Ada 3 jenis konten negatif di media sosial yang beresiko terjerat Undang-Undang Informasi dan Teknologi atau UU ITE. Hal ini penting untuk diketahui bagi pengguna media sosial agar tidak terjebak dalam persoalan hukum.
Konten negatif yang menyebar luas di media sosial sangat berdampak bagi pengguna yang tidak memahami persoalan hukum.
Memang, media sosial itu tidak hanya sekedar menghubungkan orang di dunia digital tetapi juga menjadi medium dalam menyebarkan informasi. Sementara itu, penting bagi pengguna media sosial untuk berpikir kritis dan menyaring informasi yang ada di internet.
Berdasarkan Undang-undang Informasi dan Teknologi atau UU ITE, konten negatif yang tidak boleh dibagikan di ruang digital yakni konten yang melanggar kesusilaan, perjudian, penghinaan atau pencemaran nama baik, penyebaran berita bohong atau hoaks, dan penyebaran kebencian.

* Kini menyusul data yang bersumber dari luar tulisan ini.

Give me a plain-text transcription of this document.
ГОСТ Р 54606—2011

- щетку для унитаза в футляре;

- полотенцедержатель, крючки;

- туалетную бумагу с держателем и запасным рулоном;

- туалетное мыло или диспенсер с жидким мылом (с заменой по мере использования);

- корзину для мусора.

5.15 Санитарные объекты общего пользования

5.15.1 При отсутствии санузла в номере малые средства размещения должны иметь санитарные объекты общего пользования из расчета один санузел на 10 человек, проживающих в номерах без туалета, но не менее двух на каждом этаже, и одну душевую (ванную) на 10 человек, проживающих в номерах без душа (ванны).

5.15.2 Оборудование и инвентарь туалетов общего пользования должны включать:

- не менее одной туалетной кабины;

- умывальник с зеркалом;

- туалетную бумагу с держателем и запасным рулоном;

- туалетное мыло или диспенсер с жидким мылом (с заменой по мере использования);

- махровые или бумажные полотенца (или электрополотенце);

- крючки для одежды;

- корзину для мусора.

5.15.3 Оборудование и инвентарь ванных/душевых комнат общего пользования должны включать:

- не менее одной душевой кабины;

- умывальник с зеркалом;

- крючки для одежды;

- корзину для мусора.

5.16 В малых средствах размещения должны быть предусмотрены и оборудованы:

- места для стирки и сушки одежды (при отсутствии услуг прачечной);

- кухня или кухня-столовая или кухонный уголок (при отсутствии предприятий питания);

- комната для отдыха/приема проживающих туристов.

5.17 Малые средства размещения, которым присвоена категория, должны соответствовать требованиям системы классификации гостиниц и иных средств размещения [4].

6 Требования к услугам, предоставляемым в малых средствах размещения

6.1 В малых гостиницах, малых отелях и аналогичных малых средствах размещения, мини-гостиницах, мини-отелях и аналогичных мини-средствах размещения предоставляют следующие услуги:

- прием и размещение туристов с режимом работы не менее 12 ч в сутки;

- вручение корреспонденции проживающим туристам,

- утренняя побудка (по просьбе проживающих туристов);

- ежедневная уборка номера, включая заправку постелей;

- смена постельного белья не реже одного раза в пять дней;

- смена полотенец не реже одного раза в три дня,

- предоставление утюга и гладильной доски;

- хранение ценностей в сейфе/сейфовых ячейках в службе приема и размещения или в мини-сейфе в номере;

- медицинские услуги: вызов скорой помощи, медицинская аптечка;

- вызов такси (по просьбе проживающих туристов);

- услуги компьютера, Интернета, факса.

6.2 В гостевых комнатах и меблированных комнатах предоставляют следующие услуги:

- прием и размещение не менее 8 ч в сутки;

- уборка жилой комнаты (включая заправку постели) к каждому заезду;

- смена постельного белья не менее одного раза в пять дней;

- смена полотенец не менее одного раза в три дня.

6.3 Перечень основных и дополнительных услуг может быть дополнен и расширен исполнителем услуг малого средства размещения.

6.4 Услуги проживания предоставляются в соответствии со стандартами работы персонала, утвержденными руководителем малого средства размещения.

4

Anggota Masyarakat Anti-Fitnah Indonesia (Mafindo) Bali – Heka Rahma Yusianti mengungkapkan, ada tiga contoh konten yang melanggar, yang sering ditemui di media sosial yakni cyberbullying, ujaran kebencian atau hate speech, dan penyebaran hoaks.
Cyberbullying merupakan tindakan agresif dengan tujuan menakut-menakuti dari seseorang atau sekelompok orang terhadap orang lain yang lebih lemah (secara fisik maupun mental).
Tindakan cyberbullying termasuk juga mengintai atau memata-mematai korban, menyinggung fisik maupun menyebarkan data pribadi seseorang tanpa izin.
“Cyberbullying memunculkan rasa takut si korban, bahkan dapat terjadi kekerasan fisik di dunia nyata,” ungkap Heka Rahma.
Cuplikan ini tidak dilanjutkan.